Le site de Nestlé, situé à Dieppe en Seine-Maritime, investit dans une nouvelle installation favorable à l'environnement. L'usine de production de café soluble et de chicoré, commercialisés sous les appellations "Nescafé" et "Ricoré", modifie en effet son système de refroidissement au R-22, un hydrochlorofluorocarbone (HCFC), gaz à effet de serre qui a aussi un impact sur la couche d'ozone. Nestlé doit se doter d'une système à l'ammoniaque et au dioxyde de carbone pour la lyophilisation du café qui réclame une congélation du produit à –40°.

Le R-22 ne devrait plus être fabriqué ni commercialisé d'ici le 1er janvier 2010 selon les termes du Protocole de Montréal sur l'appauvrissement de la couche d'ozone. "Nous voulions anticiper la réglementation et nous doter d'un système plus respectueux de l'environnement", explique Bénédicte Poinssot, directrice du site Nestlé de Dieppe. Le nouveau système de refroidissement nécessite un investissement de 18 millions d'euros. Il s'agit d'une cascade, procédé plus sûre en cas de fuites d'ammoniaque car il permet de mieux confiner cette substance. Ce dispositif a été amélioré par une innovation dont Nestlé ne veut pas divulguer la technologie pour des raisons de compétitivité. Elle assure en tout cas que la quantité d'ammoniaque utilisée dans le système est réduite. "Le projet est massif mais on ne badine pas avec la production de café lyophilisé. Elle est considérée comme stratégique pour notre société et nous ne voulons pas prendre de risques de ruptures de production au moment de l'adoption de la législation. Nous serons donc prêts", poursuit la directrice.

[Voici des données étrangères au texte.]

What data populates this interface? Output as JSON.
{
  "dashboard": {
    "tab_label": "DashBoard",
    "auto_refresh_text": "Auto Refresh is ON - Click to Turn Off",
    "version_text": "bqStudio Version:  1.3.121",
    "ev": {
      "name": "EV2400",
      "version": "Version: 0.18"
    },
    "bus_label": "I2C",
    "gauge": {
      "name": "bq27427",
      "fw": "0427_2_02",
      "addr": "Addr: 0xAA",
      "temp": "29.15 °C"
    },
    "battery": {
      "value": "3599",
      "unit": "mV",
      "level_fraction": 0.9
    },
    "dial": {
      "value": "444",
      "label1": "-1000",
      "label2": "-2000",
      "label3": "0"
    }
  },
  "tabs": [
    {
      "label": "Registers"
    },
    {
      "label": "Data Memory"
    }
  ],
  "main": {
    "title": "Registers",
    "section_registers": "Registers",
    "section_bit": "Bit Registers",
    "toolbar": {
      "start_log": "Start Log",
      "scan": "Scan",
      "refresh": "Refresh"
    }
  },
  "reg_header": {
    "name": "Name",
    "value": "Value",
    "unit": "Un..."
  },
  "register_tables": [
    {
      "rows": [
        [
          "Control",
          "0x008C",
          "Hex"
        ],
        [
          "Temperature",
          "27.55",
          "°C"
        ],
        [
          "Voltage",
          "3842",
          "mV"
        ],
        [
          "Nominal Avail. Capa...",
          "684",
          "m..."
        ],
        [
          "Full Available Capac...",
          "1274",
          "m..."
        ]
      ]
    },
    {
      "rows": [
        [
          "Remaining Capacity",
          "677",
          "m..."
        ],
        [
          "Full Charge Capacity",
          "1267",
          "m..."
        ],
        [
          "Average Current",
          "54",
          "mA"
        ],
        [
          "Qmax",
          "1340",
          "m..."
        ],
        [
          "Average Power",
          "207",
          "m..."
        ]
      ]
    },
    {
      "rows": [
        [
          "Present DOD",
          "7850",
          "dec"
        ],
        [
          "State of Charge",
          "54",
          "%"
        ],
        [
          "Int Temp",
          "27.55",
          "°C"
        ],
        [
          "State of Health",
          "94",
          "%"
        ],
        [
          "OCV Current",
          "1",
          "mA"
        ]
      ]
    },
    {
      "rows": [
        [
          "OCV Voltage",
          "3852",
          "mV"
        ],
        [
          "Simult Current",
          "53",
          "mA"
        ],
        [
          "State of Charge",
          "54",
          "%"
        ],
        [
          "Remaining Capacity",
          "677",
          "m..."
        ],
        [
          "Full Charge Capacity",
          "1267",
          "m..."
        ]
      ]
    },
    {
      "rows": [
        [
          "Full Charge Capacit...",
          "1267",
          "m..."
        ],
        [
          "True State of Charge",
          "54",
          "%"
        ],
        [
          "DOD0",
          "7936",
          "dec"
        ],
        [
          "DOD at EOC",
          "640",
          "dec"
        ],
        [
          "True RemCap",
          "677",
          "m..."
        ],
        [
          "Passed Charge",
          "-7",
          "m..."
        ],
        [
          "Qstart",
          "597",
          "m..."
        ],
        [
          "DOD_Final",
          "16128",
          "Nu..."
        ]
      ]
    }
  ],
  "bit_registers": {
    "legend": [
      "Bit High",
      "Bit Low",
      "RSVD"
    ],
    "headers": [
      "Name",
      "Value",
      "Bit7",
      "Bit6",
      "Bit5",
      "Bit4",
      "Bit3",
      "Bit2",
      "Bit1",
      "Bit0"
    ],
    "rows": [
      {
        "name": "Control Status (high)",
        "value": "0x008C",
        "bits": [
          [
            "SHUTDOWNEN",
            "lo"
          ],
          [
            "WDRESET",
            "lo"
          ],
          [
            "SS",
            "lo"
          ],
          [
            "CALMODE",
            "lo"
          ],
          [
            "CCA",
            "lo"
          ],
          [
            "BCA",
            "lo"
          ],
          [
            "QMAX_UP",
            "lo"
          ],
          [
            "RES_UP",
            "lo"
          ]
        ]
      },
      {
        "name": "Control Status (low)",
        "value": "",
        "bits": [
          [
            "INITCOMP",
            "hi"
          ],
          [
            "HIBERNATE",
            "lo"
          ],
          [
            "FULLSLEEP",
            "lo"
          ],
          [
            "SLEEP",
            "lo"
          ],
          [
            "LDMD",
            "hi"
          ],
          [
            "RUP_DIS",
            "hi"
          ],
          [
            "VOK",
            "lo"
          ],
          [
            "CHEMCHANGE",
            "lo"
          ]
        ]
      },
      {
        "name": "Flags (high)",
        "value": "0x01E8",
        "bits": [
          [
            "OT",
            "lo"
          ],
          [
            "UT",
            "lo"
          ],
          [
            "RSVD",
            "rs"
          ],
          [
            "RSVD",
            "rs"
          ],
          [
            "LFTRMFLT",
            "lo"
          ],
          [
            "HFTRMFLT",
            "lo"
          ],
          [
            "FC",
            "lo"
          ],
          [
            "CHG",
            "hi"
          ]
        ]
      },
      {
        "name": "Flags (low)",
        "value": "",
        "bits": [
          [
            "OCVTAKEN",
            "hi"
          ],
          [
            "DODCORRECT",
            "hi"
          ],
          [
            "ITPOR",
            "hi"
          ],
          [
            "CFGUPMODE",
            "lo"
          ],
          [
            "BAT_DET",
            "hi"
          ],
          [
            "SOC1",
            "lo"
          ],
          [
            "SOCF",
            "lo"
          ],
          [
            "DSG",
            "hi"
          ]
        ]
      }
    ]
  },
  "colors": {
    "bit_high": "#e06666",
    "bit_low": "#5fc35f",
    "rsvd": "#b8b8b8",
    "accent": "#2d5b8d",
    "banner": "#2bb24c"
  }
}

La région Haute-Normandie a tenu à soutenir financièrement cette initiative. Elle a accordée à l'usine une subvention de 127.000 euros car il s'agit d'un projet qui vise à améliorer l'environnement. Cette aide peut être consentie aux entreprises qui entreprennent des investissements exemplaires pour la qualité de l'air, la maîtrise des énergies, l'utilisation d'énergies renouvelables ou la gestion des déchets, mais elle ne peut excéder 15% de l'investissement initial. Le Conseil régional voulait également soutenir la technologie innovante de Nestlé sur la cascade et les économies d'énergie prévues. "Mais nous ne savons pas dans quelles proportions", explique Bénédicte Poinssot. La cascade devrait fonctionner en mars 2006, après quelques mois d'immobilisation de l'appareil de production.